A contributor, unless he is a general partner, is not a proper party to proceedings by or against a partnership, except where the object is to enforce a limited partner's right against, or liability to, the partnership.
(Ga. L. 1952, p. 375, § 26; Code 1981, §14-9-80; Code 1981, §14-9A-80, as redesignated by Ga. L. 1988, p. 1016, § 1.)
JUDICIAL DECISIONS
Nature of claims against partnership.
- When limited partners alleged that they had not received their portion of the financial items produced by the limited partnership and that their right to vote their shares was violated, it was error to dismiss their claims as derivative, as the alleged injury was to themselves and not to the partnership; however, it was proper to dismiss a claim based on a contractual relationship between the partnership and a third party, as if the claim had any merit it would inure to the benefit of the entire partnership. Hendry v. Wells, 286 Ga. App. 774, 650 S.E.2d 338 (2007), cert. denied, No. S07C1835, 2008 Ga. LEXIS 102 (Ga. 2008).
RESEARCH REFERENCES
Am. Jur. 2d.
- 59A Am. Jur. 2d, Partnership, § 873 et seq.
C.J.S.- 68 C.J.S., Partnership, § 602 et seq.
U.L.A.- Uniform Limited Partnership Act (U.L.A.) § 26.
ALR.
- Parties plaintiff to actions based on libel or slander of a firm or its members, 52 A.L.R. 912.
PART 6 DISSOLUTION
14-9A-90. Effect of retirement, death, or insanity of general partner.

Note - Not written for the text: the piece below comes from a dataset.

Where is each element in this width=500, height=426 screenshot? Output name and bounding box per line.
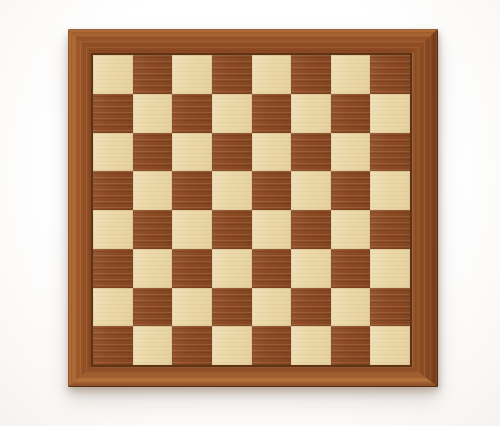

The retirement, death, or insanity of a general partner dissolves the partnership, unless the business is continued by the remaining general partners:
(Ga. L. 1952, p. 375, § 20; Code 1981, §14-9-90; Code 1981, §14-9A-90, as redesignated by Ga. L. 1988, p. 1016, § 1.)
RESEARCH REFERENCES
Am. Jur. 2d.
- 59A Am. Jur. 2d, Partnership, § 813 et seq.
C.J.S.- 68 C.J.S., Partnership, § 610 et seq.
U.L.A.- Uniform Limited Partnership Act (U.L.A.) § 20.
ALR.
- Right of solvent partner to close firm business upon bankruptcy or insolvency of copartner, 29 A.L.R. 45.
Relative rights of surviving partner and the estate of the deceased partner in proceeds of life insurance acquired pursuant to partnership agreement, 83 A.L.R.2d 1347.
Treatment of Family Limited Partnership for Federal Estate and Gift Tax Purposes, 27 A.L.R. Fed. 2d 559.